Sunday, May 2, 2010

It's a we thing

I didn't write on Friday night because i was really tired...i sat and stared at the blank page...not because i couldn't think of anything to write about, but bc i had too much to write about. i couldn't figure out how to start, so i just decided to sleep on it. the next day, i knew what i had to write about. i'll get to that later. now is the time for some lighthearted news.

Friday morning started early with Meredith's award ceremony at MP. She was receiving not one, but two honor awards out of all the underclassmen. the awards were in Housing and Interiors and Spanish II. Don't ask me (or her!) how she got the spanish 2 one lol. But it is something hilarious to rub in matthew's face since they sit next to each other in spanish. I am so proud of my little chika! she's been a huge help getting my house together and making sure all the furniture looks right visually. she's pretty much a professional interior designer w the certificate to prove it!



my mom and i went to the pancake house after the awards ceremony. that's one of my favorite breakfast spots! the food is always good and the oj has real pulp in it yumm. it's kinda pricey and the portions are huge, so my mom and i shared the giant western omelet. we even had some leftovers (which i ate for dinner last night).


when i got back to my place, i had a bunch of emails to catch up on. one of the emails was from Colby. for those of you that don't know, Colby is my 3rd (or 2nd??) cousin, we are 3 days apart, and were roommates in college. aka, we're very close. she just got married in October, and it's something that im still getting used to...they moved to va for jacob's job and it's still just so crazy for me that she's married. my dad calls me an old maid bc a lot of my friends are (or are getting) married. which, is pretty ironic since ive been with Dan for over 3 1/2 years. not that i want to be married right now. but some things just take a while for me to get used to... like this email i got from colby. to her, it was just a simple few sentences responding to an email it'd sent her the day before. i asked if she had any plans in the summer yet bc i wanted to come visit her, and for to let me know. this is all i saw when i read the email: WE dont have plans...WE are going to weddings on these dates...WE would love for you to come...WE WE WE... now, i know she did not mean anything by that email and had no intention other than to respond to my question. me being me, i immediately took offense to the entire email...my internal thoughts flowing as such: "We??!" since when did she start referring to herself in the "we" form??

We, aka
not you
not me
something you don't have
im married, you're not

so as you can see, i have a lot of insecurities about the fact that people around me are getting married and using "we" more now than i am comfortable with. It's so weird growing up. Watching your friends become wives and husbands with spouses. things will never be the same. you will never be the center of their world. new priorities come up, and now you have to watch from a distance when you used to be in the middle of it all. it's hard growing up. i don't know if it will be easy or hard to change from the me to we one day. i imagine i'll probably still want to use the I or me a lot... which is probably another reason why im not begging to get married lol. so that's something ive been pondering all weekend.

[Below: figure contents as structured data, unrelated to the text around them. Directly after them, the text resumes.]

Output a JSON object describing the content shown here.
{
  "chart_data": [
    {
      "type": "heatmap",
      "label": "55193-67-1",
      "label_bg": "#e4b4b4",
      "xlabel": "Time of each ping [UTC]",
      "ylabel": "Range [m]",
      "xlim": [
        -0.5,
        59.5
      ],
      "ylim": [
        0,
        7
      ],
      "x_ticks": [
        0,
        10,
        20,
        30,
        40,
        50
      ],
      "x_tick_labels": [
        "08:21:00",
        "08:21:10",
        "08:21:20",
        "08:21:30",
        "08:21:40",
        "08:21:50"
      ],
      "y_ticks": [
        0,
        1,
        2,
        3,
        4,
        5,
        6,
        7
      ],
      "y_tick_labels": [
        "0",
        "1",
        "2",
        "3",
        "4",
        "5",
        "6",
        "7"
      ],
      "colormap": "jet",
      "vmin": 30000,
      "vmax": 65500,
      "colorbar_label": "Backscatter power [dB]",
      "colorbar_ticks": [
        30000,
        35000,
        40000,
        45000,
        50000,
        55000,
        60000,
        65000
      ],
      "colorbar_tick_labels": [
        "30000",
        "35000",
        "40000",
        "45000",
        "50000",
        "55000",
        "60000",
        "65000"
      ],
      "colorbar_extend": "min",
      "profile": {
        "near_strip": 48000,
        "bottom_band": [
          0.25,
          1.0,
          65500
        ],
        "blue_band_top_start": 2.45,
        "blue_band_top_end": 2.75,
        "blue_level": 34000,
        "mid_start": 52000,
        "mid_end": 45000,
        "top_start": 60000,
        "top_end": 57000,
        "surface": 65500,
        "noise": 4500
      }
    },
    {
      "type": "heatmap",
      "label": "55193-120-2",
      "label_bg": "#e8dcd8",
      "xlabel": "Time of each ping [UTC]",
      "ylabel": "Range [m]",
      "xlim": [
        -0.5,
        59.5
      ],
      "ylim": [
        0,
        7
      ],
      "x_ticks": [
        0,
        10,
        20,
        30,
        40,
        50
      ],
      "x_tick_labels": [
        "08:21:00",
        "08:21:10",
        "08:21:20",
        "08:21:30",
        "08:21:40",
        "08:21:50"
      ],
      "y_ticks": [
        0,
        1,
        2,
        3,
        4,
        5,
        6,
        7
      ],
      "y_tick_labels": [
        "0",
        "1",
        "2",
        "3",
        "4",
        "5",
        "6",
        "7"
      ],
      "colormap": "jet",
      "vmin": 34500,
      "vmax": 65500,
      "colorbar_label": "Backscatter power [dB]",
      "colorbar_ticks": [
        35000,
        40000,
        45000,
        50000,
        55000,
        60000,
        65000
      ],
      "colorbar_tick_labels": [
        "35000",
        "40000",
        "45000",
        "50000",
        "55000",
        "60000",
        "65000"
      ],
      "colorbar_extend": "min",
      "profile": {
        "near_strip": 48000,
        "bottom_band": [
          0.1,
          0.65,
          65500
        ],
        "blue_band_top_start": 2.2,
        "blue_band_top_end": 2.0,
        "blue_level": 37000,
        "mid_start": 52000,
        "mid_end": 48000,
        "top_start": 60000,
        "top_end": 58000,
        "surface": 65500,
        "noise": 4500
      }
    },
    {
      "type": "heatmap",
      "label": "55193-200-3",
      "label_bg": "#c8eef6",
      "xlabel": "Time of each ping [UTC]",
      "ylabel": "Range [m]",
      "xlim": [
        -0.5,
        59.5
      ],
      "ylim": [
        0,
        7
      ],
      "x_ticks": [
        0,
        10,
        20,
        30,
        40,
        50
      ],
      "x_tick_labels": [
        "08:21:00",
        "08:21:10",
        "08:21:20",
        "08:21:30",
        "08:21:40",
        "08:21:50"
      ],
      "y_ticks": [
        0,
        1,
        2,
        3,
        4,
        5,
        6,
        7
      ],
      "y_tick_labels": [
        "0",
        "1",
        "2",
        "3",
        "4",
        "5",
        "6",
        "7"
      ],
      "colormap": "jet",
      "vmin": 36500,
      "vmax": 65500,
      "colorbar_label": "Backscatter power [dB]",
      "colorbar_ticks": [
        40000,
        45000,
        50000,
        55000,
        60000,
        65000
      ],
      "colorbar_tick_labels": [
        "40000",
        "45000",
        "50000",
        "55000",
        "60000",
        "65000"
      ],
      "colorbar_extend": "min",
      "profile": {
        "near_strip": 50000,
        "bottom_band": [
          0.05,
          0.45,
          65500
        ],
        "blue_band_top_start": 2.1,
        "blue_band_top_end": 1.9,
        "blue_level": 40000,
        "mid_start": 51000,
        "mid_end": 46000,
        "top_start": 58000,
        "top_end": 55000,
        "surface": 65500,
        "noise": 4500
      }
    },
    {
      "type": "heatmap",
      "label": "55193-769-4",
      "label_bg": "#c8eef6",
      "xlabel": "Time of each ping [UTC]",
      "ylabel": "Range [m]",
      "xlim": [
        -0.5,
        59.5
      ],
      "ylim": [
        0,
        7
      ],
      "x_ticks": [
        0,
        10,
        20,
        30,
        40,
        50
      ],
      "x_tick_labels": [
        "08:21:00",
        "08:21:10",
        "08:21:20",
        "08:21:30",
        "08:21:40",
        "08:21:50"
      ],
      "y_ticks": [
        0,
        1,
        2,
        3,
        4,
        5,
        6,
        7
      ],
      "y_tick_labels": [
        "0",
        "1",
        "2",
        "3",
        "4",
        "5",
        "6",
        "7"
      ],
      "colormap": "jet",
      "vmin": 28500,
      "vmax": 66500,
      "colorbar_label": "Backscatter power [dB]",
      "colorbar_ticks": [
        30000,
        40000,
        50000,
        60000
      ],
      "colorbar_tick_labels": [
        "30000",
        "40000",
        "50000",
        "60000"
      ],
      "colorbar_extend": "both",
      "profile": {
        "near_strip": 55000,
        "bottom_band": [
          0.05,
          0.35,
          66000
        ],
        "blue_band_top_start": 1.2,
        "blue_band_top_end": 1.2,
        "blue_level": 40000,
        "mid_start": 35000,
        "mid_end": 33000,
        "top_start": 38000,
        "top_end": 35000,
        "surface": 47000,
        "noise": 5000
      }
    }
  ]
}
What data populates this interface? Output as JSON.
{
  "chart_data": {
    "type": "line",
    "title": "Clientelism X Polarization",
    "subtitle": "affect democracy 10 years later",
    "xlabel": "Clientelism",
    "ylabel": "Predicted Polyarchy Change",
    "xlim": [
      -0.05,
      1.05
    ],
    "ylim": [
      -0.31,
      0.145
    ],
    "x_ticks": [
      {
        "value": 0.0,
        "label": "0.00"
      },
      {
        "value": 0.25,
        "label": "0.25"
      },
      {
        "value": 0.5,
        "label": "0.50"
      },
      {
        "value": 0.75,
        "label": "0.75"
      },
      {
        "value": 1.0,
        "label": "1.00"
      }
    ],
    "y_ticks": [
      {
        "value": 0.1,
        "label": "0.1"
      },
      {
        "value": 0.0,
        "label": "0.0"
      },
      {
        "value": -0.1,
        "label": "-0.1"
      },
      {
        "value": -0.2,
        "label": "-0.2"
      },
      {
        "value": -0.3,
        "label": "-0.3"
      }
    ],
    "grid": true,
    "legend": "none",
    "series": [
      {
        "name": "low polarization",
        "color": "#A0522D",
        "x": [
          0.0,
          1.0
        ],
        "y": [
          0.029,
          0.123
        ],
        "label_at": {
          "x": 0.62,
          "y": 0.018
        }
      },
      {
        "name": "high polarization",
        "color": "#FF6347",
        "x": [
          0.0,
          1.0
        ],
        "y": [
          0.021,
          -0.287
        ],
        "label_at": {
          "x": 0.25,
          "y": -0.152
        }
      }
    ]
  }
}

that got me thinking about another thing... what the purpose of my blog is and what i'm trying to accomplish. well, first of all, id just like to express my thoughts and hope that others can relate and maybe even respond to what i write. every night, i'd lay in bed wanting to write in my journal. but my thoughts were rushing through my mind, to the point that i was too overwhelmed to even start bc i knew i wouldn't be able to finish. this is substituting for my nightly journal in hopes that i can just get everything out there and be as honest as possible. i dont want to start censoring myself, but i will use discretion as needed, and never want to use my words to harm others. i dont want this to be a place where i rant and go on and on about this and that. i hope my blog never gets to be annoying, bc that would be annoying. feel free to comment if you ever want to say something.

oh and another thing... as you can tell, i take the relaxed approach to grammar and spelling out words. please don't hold that against me. i am a perfectionist, so i usually read sentences like 3 and 4 times, rephrasing all the time until i get it exactly write. one of dan's biggest pet peeves is watching me type an email... it drives him crazy the way i'll write entire sentences and then just erase the whole thing lol. so needless to say, i'm making a conscious effort not to read over the blog a million times until i have the editing perfect. it's kind of like therapy for me. i can just see it now, "Oh my gah, Becky, look at the way she used that comma! can you believe how she doesn't write out words??"

I'm sleeping at shaker tonight bc my parents are out of town all week. so, i couldn't load any pics tonight, but i'll add some to this post tmrw. Goodnight and happy Monday!

1 comment:

  1. Yeah - I'm REALLY bad about saying "I" and having to delete and replace with "WE" - changing from "me to we" as you put it is definitely a toughie ;) Love ya girlie!!